OrthoSport Victoria extensively investigated the differences between the two common graft types used for anterior cruciate ligament (ACL) reconstruction: patellar tendon and hamstring tendon.

OrthoSport Victoria’s landmark randomised trial comparing patellar tendon and hamstring tendon is one of the most frequently cited studies and resulted in a move from patellar tendon to hamstring tendon reconstruction.

In a major study on the biomechanics of the knee following a total knee replacement (TKR), OrthoSport Victoria demonstrated the underlying causes of previously recognised but poorly understood functional limitations following this surgery.

This work has provided a springboard for the development of rehabilitation protocols that will potentially make significant improvements to the way people function following TKR, improving their ability to live independent lives.

OrthoSport Victoria published a study describing a new intra-operative technique to improve appropriate fixation of wrist fractures. Complications associated with the operative management of these fractures have been increasing substantially during the past four-to-five years, however, it is hoped that this new technique will decrease such complications.

The intra-operative technique has been incorporated into standard teaching internationally and has also led to further studies that confirmed it as more reliable than the previously accepted standards.

OrthoSport Victoria compared the outcomes of two surgical techniques of anterior cruciate ligament (ACL) reconstruction: double-bundle and the traditional single bundle.

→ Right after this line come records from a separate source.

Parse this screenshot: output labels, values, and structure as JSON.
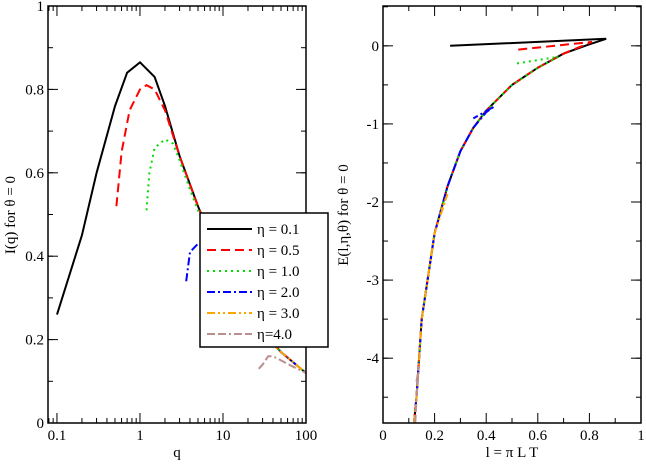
{
  "chart_data": [
    {
      "type": "line",
      "xlabel": "q",
      "ylabel": "I(q) for θ = 0",
      "xscale": "log",
      "xlim": [
        0.078,
        100
      ],
      "ylim": [
        0,
        1
      ],
      "xticks": [
        0.1,
        1,
        10,
        100
      ],
      "xtick_labels": [
        "0.1",
        "1",
        "10",
        "100"
      ],
      "yticks": [
        0,
        0.2,
        0.4,
        0.6,
        0.8,
        1
      ],
      "ytick_labels": [
        "0",
        "0.2",
        "0.4",
        "0.6",
        "0.8",
        "1"
      ],
      "grid": false,
      "series": [
        {
          "name": "η = 0.1",
          "color": "#000000",
          "dash": "solid",
          "x": [
            0.1,
            0.2,
            0.3,
            0.5,
            0.7,
            1,
            1.5,
            2,
            3,
            5,
            7,
            10,
            20,
            30,
            50,
            100
          ],
          "y": [
            0.26,
            0.45,
            0.6,
            0.76,
            0.84,
            0.865,
            0.83,
            0.76,
            0.64,
            0.52,
            0.45,
            0.38,
            0.27,
            0.22,
            0.17,
            0.12
          ]
        },
        {
          "name": "η = 0.5",
          "color": "#ff0000",
          "dash": "dashed",
          "x": [
            0.52,
            0.6,
            0.75,
            1,
            1.2,
            1.5,
            2,
            3,
            5,
            7,
            10,
            20,
            30,
            50,
            100
          ],
          "y": [
            0.52,
            0.65,
            0.75,
            0.8,
            0.81,
            0.8,
            0.75,
            0.64,
            0.52,
            0.45,
            0.38,
            0.27,
            0.22,
            0.17,
            0.12
          ]
        },
        {
          "name": "η = 1.0",
          "color": "#00dd00",
          "dash": "dotted",
          "x": [
            1.2,
            1.3,
            1.5,
            2,
            2.5,
            3,
            4,
            5,
            7,
            10,
            20,
            30,
            50,
            100
          ],
          "y": [
            0.51,
            0.6,
            0.66,
            0.68,
            0.67,
            0.63,
            0.56,
            0.51,
            0.45,
            0.38,
            0.27,
            0.22,
            0.17,
            0.12
          ]
        },
        {
          "name": "η = 2.0",
          "color": "#0000ff",
          "dash": "dashdot",
          "x": [
            3.6,
            4,
            5,
            6,
            8,
            10,
            15,
            20,
            30,
            50,
            100
          ],
          "y": [
            0.34,
            0.41,
            0.43,
            0.42,
            0.39,
            0.35,
            0.3,
            0.27,
            0.22,
            0.17,
            0.12
          ]
        },
        {
          "name": "η = 3.0",
          "color": "#ffa500",
          "dash": "dashdotdot",
          "x": [
            10,
            11,
            13,
            15,
            20,
            30,
            50,
            100
          ],
          "y": [
            0.21,
            0.24,
            0.26,
            0.26,
            0.24,
            0.21,
            0.17,
            0.12
          ]
        },
        {
          "name": "η=4.0",
          "color": "#bc8f8f",
          "dash": "dashdashdot",
          "x": [
            27,
            30,
            35,
            40,
            50,
            70,
            100
          ],
          "y": [
            0.13,
            0.14,
            0.16,
            0.16,
            0.15,
            0.135,
            0.12
          ]
        }
      ],
      "legend": "center-right"
    },
    {
      "type": "line",
      "xlabel": "l = π  L T",
      "ylabel": "E(l,η,θ)  for θ = 0",
      "xlim": [
        0,
        1
      ],
      "ylim": [
        -4.83,
        0.51
      ],
      "xticks": [
        0,
        0.2,
        0.4,
        0.6,
        0.8,
        1
      ],
      "xtick_labels": [
        "0",
        "0.2",
        "0.4",
        "0.6",
        "0.8",
        "1"
      ],
      "yticks": [
        0,
        -1,
        -2,
        -3,
        -4
      ],
      "ytick_labels": [
        "0",
        "-1",
        "-2",
        "-3",
        "-4"
      ],
      "grid": false,
      "series": [
        {
          "name": "η = 0.1",
          "color": "#000000",
          "dash": "solid",
          "x": [
            0.12,
            0.13,
            0.15,
            0.2,
            0.25,
            0.3,
            0.35,
            0.4,
            0.5,
            0.6,
            0.7,
            0.8,
            0.865,
            0.26
          ],
          "y": [
            -4.83,
            -4.5,
            -3.5,
            -2.4,
            -1.8,
            -1.35,
            -1.05,
            -0.83,
            -0.5,
            -0.28,
            -0.1,
            0.02,
            0.09,
            0.0
          ]
        },
        {
          "name": "η = 0.5",
          "color": "#ff0000",
          "dash": "dashed",
          "x": [
            0.12,
            0.13,
            0.15,
            0.2,
            0.25,
            0.3,
            0.35,
            0.4,
            0.5,
            0.6,
            0.7,
            0.81,
            0.52
          ],
          "y": [
            -4.83,
            -4.5,
            -3.5,
            -2.4,
            -1.8,
            -1.35,
            -1.05,
            -0.83,
            -0.5,
            -0.28,
            -0.1,
            0.05,
            -0.05
          ]
        },
        {
          "name": "η = 1.0",
          "color": "#00dd00",
          "dash": "dotted",
          "x": [
            0.12,
            0.13,
            0.15,
            0.2,
            0.25,
            0.3,
            0.35,
            0.4,
            0.5,
            0.6,
            0.68,
            0.51
          ],
          "y": [
            -4.83,
            -4.5,
            -3.5,
            -2.4,
            -1.8,
            -1.35,
            -1.05,
            -0.83,
            -0.5,
            -0.28,
            -0.14,
            -0.23
          ]
        },
        {
          "name": "η = 2.0",
          "color": "#0000ff",
          "dash": "dashdot",
          "x": [
            0.12,
            0.13,
            0.15,
            0.2,
            0.25,
            0.3,
            0.35,
            0.4,
            0.43,
            0.35
          ],
          "y": [
            -4.83,
            -4.5,
            -3.5,
            -2.4,
            -1.8,
            -1.35,
            -1.05,
            -0.85,
            -0.78,
            -0.93
          ]
        },
        {
          "name": "η = 3.0",
          "color": "#ffa500",
          "dash": "dashdotdot",
          "x": [
            0.12,
            0.13,
            0.15,
            0.2,
            0.25,
            0.22
          ],
          "y": [
            -4.83,
            -4.5,
            -3.5,
            -2.4,
            -1.9,
            -2.15
          ]
        },
        {
          "name": "η=4.0",
          "color": "#bc8f8f",
          "dash": "dashdashdot",
          "x": [
            0.125,
            0.13,
            0.14,
            0.13
          ],
          "y": [
            -4.83,
            -4.5,
            -4.1,
            -4.3
          ]
        }
      ]
    }
  ]
}
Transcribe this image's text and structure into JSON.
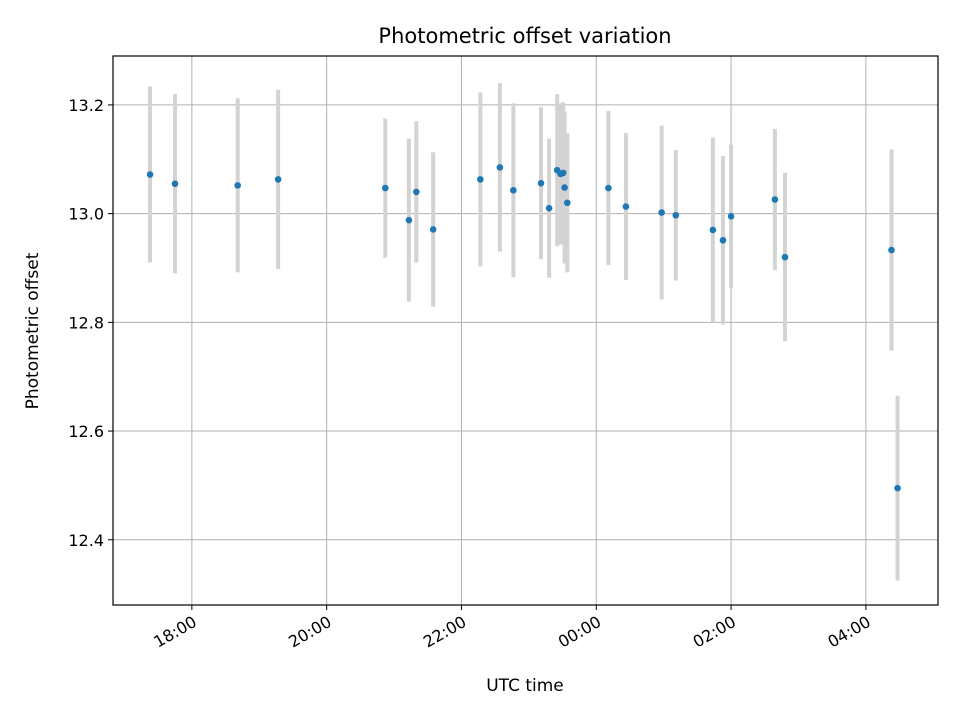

Despite considerable enthusiasm for the double technique, our results revealed a higher failure rate that made orthopaedic surgeons around the world aware of this potential downside.

OrthoSport Victoria was one of the first to recognise the problem and is frequently recognised in the international orthopaedic community for this contribution.

OrthoSport Victoria was the first to publish the independent results of a series of ankle replacements using a recently released prosthesis. Various problems were identified that are now also becoming recognised by other surgeons worldwide.